DUBAI, United Arab Emirates—Qatar Airways announced on Monday that it suffered a more than $4 billion loss in revenues over the last fiscal year, as lockdowns triggered by the coronavirus pandemic slashed demand for long-haul travel.
The major loss, which the state-owned airline largely attributed to the grounding of its Airbus A380 and A330 wide-body jets, highlights the dramatic toll of the pandemic on the industry.
Even so, the Doha-based airline reported an increase in earnings to $1.6 billion before taxes and other costs compared to the previous year—costs that dropped significantly as the airline saved on jet fuel, reduced salaries by 15 percent and cut some 13,400 employees from its workforce. The pandemic has hit international routes the hardest, dealing a heavy blow to super-connectors in the Persian Gulf that essentially lack domestic markets.
In the last several months, the flagship carrier has received a boost from an end to a yearslong boycott that locked Qatar Airways out of the airspace of Bahrain, Egypt, Saudi Arabia, and the United Arab Emirates. The embargo had forced the airline to take longer routes and consume more jet fuel, raising expenses.
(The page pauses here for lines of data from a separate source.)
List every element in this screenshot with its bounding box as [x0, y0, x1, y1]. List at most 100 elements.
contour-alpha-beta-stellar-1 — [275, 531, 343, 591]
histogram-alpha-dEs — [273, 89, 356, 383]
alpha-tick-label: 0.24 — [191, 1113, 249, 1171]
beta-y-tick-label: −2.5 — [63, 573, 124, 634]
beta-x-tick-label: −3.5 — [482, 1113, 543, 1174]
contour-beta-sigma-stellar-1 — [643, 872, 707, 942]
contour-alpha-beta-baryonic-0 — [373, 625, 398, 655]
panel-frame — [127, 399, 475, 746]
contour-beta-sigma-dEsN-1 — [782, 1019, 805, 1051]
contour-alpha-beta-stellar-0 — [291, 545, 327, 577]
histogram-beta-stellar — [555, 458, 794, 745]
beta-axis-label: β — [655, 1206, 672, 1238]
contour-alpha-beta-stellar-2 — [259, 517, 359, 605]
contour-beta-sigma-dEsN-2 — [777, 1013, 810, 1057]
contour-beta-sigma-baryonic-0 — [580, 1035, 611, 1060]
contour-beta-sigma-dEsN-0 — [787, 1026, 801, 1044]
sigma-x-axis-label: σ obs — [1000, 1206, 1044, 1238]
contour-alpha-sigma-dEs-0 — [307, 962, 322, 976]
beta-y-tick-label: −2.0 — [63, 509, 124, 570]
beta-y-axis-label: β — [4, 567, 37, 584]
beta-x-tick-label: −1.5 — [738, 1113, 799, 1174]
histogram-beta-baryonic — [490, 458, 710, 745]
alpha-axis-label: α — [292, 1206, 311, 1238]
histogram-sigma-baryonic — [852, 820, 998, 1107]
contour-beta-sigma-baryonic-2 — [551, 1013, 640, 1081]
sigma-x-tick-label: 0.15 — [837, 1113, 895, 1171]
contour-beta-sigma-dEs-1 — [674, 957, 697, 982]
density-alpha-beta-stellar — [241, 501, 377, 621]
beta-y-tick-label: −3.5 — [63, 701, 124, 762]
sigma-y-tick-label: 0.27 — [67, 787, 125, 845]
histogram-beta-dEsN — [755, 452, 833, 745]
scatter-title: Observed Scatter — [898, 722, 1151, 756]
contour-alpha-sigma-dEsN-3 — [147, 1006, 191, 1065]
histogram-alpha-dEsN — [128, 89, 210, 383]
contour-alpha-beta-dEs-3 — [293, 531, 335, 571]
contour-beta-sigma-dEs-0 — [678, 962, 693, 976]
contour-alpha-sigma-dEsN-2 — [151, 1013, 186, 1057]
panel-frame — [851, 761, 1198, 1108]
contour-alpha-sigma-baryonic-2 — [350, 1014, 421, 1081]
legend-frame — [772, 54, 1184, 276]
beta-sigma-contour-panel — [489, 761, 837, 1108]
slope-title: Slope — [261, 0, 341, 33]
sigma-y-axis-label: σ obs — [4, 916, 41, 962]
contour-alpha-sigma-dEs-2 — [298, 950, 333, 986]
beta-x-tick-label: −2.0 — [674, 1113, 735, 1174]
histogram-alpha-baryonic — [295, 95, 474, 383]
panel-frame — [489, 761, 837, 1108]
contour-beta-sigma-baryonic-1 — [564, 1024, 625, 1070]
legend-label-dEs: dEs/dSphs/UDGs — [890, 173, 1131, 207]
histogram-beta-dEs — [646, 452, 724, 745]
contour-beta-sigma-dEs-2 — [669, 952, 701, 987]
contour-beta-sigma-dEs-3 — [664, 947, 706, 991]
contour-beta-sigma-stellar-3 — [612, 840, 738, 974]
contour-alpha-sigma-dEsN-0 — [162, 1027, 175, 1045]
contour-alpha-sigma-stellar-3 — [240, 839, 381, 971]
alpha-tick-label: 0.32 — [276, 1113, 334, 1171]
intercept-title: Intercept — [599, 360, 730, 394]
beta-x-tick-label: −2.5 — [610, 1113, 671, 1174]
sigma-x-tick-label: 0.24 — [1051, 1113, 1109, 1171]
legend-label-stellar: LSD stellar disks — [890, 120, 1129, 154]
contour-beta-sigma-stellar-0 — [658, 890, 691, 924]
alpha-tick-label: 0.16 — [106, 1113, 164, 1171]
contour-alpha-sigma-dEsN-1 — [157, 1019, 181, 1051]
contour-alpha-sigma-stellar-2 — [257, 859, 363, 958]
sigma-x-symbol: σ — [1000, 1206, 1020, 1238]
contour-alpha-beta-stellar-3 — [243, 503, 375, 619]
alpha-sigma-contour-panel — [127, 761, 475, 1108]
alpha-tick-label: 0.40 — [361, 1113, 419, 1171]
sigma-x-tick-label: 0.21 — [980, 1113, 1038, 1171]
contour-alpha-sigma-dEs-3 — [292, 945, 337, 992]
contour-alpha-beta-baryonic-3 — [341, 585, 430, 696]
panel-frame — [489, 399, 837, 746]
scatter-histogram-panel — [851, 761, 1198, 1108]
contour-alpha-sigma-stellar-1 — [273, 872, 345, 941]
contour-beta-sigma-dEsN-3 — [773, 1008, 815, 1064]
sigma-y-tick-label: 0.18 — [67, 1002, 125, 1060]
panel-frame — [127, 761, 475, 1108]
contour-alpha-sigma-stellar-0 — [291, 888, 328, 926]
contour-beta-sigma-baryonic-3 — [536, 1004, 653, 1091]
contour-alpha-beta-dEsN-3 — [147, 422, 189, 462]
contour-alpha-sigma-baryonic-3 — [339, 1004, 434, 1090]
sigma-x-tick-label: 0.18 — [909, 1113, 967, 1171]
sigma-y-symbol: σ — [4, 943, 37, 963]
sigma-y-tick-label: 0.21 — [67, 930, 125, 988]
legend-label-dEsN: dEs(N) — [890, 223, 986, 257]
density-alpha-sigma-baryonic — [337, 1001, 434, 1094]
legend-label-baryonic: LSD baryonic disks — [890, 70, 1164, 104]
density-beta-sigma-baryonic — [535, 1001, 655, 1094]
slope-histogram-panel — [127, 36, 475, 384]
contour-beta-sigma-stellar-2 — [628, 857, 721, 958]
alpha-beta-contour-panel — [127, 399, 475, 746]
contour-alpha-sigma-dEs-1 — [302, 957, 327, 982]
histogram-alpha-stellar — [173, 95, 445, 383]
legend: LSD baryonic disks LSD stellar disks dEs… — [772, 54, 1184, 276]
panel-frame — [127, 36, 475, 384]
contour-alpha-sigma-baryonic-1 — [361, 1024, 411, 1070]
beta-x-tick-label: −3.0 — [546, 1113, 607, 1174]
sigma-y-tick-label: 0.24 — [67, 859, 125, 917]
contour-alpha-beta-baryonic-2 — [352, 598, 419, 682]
For the first time since 2017, the energy-rich state’s airline reopened key routes to hubs like Dubai, Cairo, and Riyadh as the political dispute eased in January.
The long-haul carrier praised its resilience in the face of the fast-spreading virus variants still racing around the globe, noting that its operational loss of $288 million stood at 7 percent less than the year before.
“Whilst our competitors grounded their aircraft and closed their routes, we adapted our entire commercial operation to respond to ever-evolving travel restrictions and never stopped flying,” Qatar Airways CEO Akbar al-Baker said in a statement.
The airline acknowledged receiving a $3 billion lifeline from the Qatari government to keep operating as it struggled with virus restrictions. Revenue for the airline fell to over $8 billion from $14 billion the year before. The airline incurred charges that ran to $2.3 billion over the grounding of its wide-body fleet.
The carrier took just 5.8 million passengers to the skies in the last fiscal year, compared to 32.3 million the year before—a staggering 82 percent drop.
Qatar Airways, which operates some 250 aircraft out of Doha’s recently built Hamad International Airport, follows the model of other Gulf carriers by providing a link between East and West from its location on the Arabian Peninsula. The other two biggest carriers in the region that depend on lucrative long-haul routes, Dubai-based Emirates and Abu Dhabi-based Etihad, also hit turbulence because of the pandemic, posting significant losses in the billions of dollars over the past year.
Emirates, for instance, reported a $5.5 billion loss over the last year and received a $3.1 billion cash infusion from the Dubai government.
Qatar Airways mentioned some scant signs of recovery, as vaccinations against the coronavirus accelerate across the world. From a low of 33 destinations in the peak of the pandemic, the airline now flies to over 140 and has expanded to new markets from Seattle, Washington to Brisbane, Australia.